Fences is adapted from the 1980s play written by August Wilson. The play deals with a black family in 1950s Pittsburg. The patriarch of the family: Troy (Denzel Washington) is a pessimistic man who frequently puts his son Cory (Jovan Adepo) down and only sees the light with his wife Rose (Viola Davis).
The film feels very uncomfortable in the sense that for the audience it’s very much like being a fly on the wall and spying on a real family’s private life. It gives one a perspective into the lives of black families in these very conservative times. But the film doesn’t go to the common subject matter of racism, it goes more into the generational divides and envies; something rarely tapped upon in period pieces.
The story is written like a Greek tragedy and Washington is smart to play to that genre. Wilson’s play has an incredibly rich dialogue and unique characters, but his actual story and its pacing is a bit sluggish, and given the avalanche of dialogue that Washington gives us at an incredibly fast pace, the audience is forced to remain focused at 100%, and this ends up becoming a bit wearisome towards the end.

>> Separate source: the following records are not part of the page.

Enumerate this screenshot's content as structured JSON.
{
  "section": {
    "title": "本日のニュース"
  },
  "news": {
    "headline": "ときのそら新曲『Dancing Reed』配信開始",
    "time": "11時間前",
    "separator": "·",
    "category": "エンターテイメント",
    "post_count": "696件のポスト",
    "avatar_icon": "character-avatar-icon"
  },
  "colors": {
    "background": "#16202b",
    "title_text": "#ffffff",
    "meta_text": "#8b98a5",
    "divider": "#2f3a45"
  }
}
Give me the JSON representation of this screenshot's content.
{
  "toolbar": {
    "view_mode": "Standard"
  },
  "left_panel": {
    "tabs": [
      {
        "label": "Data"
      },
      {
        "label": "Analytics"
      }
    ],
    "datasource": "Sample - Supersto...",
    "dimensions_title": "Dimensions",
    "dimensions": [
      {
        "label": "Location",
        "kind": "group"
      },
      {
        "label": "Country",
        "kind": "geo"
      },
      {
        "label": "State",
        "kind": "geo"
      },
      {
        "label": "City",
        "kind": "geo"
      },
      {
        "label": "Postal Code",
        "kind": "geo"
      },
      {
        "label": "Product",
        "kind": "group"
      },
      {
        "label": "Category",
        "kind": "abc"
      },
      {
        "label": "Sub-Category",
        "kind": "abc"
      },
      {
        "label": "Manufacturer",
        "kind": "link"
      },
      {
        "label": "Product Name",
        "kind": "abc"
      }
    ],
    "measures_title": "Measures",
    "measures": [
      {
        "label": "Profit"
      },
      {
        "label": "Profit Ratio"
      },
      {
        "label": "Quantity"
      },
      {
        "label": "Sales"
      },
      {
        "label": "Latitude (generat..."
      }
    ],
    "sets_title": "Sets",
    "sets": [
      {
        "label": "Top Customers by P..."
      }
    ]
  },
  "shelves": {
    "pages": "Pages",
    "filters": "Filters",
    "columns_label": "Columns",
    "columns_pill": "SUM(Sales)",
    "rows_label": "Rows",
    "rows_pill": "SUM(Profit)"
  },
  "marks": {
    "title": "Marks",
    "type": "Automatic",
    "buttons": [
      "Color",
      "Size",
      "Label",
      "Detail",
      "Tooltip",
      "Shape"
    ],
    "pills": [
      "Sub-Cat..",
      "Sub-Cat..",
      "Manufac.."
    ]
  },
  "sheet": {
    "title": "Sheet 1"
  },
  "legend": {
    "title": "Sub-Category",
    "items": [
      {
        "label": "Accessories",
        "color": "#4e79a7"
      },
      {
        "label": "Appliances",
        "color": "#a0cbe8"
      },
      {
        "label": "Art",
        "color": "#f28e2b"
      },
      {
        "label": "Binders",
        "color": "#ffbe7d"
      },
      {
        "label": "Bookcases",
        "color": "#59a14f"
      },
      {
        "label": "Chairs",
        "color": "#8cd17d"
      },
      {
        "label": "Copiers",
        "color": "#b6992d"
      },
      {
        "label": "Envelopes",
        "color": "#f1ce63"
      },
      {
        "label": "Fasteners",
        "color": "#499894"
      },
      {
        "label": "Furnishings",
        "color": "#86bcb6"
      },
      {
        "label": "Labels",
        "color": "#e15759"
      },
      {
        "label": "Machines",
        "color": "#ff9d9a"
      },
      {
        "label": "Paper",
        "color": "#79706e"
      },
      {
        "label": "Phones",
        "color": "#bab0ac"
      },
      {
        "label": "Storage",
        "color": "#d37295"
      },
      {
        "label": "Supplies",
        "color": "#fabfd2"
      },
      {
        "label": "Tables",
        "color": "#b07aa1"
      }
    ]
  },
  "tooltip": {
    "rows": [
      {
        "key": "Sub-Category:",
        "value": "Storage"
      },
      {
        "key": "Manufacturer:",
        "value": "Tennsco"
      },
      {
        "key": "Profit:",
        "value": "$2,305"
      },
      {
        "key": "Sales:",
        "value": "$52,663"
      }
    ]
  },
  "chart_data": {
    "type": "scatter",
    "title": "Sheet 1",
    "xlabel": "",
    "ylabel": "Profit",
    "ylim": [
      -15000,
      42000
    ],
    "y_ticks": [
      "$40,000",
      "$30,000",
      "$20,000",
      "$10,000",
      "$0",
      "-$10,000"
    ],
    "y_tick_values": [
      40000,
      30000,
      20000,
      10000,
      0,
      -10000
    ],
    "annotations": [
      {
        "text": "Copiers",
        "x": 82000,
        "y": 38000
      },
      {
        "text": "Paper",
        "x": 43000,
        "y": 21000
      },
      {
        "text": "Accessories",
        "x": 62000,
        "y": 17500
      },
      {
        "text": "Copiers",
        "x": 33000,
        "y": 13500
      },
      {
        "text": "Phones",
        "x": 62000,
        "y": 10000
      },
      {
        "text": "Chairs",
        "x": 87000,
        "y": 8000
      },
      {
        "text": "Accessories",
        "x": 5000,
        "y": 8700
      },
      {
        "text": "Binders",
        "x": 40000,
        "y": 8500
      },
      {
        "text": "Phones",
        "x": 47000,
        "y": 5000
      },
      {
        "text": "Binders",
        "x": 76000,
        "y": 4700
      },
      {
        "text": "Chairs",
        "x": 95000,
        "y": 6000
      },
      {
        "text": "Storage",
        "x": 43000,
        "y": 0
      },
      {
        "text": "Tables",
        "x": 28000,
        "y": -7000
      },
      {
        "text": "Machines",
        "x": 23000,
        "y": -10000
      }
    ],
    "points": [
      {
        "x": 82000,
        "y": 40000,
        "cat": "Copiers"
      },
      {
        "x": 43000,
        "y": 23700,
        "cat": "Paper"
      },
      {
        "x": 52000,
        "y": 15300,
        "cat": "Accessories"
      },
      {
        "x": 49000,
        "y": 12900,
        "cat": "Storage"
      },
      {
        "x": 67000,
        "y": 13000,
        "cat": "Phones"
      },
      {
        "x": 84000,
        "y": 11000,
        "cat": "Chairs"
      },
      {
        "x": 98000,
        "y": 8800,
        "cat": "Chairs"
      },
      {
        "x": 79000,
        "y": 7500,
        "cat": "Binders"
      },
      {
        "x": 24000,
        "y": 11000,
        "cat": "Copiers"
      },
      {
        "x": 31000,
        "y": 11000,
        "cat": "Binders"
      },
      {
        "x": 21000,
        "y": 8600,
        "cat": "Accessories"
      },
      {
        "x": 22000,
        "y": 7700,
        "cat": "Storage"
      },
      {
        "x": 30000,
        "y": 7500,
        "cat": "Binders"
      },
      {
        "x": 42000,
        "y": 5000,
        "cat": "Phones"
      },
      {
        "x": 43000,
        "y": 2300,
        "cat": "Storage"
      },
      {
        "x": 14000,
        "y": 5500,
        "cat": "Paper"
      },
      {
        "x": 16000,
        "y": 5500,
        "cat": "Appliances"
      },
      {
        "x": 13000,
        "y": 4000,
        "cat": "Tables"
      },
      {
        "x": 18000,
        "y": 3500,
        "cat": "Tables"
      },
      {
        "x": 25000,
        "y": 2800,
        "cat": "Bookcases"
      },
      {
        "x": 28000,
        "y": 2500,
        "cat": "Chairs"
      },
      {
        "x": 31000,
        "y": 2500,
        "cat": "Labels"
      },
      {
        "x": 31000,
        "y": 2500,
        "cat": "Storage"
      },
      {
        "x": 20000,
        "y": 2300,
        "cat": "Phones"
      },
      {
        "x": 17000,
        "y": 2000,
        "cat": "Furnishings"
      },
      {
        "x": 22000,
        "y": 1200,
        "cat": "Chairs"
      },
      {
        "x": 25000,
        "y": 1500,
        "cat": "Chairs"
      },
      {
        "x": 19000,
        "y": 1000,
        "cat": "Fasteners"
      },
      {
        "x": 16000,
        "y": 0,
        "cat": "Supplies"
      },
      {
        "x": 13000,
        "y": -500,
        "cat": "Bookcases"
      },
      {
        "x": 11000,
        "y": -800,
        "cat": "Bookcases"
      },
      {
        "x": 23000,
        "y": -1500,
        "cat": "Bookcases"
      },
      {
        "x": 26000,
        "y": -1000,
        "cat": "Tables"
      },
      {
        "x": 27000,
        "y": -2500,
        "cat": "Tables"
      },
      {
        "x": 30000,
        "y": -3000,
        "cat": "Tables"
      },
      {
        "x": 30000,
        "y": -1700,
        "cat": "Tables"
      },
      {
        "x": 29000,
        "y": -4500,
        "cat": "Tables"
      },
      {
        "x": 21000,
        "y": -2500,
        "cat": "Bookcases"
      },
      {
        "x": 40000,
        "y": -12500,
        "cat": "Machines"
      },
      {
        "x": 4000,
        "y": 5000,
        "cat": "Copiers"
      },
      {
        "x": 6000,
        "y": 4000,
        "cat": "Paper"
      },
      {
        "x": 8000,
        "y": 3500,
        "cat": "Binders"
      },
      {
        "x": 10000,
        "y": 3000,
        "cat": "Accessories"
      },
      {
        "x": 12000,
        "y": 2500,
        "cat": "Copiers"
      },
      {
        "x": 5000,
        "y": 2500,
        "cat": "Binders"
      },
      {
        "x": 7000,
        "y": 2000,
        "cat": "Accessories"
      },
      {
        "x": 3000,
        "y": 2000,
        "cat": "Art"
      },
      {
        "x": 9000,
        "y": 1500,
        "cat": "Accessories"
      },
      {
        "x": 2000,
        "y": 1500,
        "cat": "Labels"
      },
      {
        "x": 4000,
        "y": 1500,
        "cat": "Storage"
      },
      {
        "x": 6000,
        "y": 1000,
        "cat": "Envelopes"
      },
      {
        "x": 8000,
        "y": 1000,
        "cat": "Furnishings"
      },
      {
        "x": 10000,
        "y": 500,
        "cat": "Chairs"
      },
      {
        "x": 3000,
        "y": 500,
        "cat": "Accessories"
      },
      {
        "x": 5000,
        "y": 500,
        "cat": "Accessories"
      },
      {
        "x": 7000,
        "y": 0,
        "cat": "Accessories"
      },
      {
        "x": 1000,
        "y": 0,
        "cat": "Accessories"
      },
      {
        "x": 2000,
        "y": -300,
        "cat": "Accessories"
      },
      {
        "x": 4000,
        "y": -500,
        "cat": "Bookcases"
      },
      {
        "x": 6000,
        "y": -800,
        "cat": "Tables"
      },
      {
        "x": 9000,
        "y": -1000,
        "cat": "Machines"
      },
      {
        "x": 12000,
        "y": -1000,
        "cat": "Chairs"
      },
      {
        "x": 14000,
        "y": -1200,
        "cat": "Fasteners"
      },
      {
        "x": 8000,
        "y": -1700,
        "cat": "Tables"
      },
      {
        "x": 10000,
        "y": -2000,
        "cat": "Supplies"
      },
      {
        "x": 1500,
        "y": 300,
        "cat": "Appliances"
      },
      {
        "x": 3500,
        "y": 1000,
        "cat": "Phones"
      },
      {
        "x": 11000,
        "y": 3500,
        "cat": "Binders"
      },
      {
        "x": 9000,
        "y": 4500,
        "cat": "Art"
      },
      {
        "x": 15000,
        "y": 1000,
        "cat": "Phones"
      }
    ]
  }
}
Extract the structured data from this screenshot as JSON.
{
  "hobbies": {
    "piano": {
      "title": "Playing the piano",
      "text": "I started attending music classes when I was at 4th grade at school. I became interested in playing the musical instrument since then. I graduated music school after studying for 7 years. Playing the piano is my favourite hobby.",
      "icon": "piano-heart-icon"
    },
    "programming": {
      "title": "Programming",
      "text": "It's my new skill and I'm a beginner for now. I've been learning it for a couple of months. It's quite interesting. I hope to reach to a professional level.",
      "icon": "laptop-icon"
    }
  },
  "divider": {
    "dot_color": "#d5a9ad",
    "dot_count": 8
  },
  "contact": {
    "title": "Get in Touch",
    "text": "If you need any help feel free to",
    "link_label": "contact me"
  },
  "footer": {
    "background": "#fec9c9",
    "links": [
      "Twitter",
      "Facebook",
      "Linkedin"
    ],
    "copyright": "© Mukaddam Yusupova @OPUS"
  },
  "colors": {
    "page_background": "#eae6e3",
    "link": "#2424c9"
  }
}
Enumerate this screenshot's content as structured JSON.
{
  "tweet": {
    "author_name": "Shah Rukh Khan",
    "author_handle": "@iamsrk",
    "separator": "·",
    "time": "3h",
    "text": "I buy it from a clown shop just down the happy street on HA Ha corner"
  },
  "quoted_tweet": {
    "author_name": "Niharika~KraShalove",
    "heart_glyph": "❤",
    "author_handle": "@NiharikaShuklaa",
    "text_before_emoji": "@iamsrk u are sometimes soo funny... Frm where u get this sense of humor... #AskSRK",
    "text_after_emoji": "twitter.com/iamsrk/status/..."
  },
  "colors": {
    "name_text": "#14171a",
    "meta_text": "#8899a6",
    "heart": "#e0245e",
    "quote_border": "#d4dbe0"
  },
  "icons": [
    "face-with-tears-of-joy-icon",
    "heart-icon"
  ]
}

Nearly the entire cast here reprises the roles that they played in the 2010 Broadway revival (including Davis and Washington who both won Tonys for their performances), so one can see how comfortable they all are with their characters. The familiarity of the roles allows the cast to focus their acting into a much deeper analysis of the play and bring some incredible performances, most notably from the two leads. Washington as a director is smart to give a lot of free reign for his expert cast, he entrusts them completely with their characters and you can see the how these relish in their freedom.
Fences is a very insightful film, it’s incredibly strong performances are worthy of awards attention, and the acuteness that the audience must employ to follow the full extent of the plot is a willing price to pay to enjoy this great film.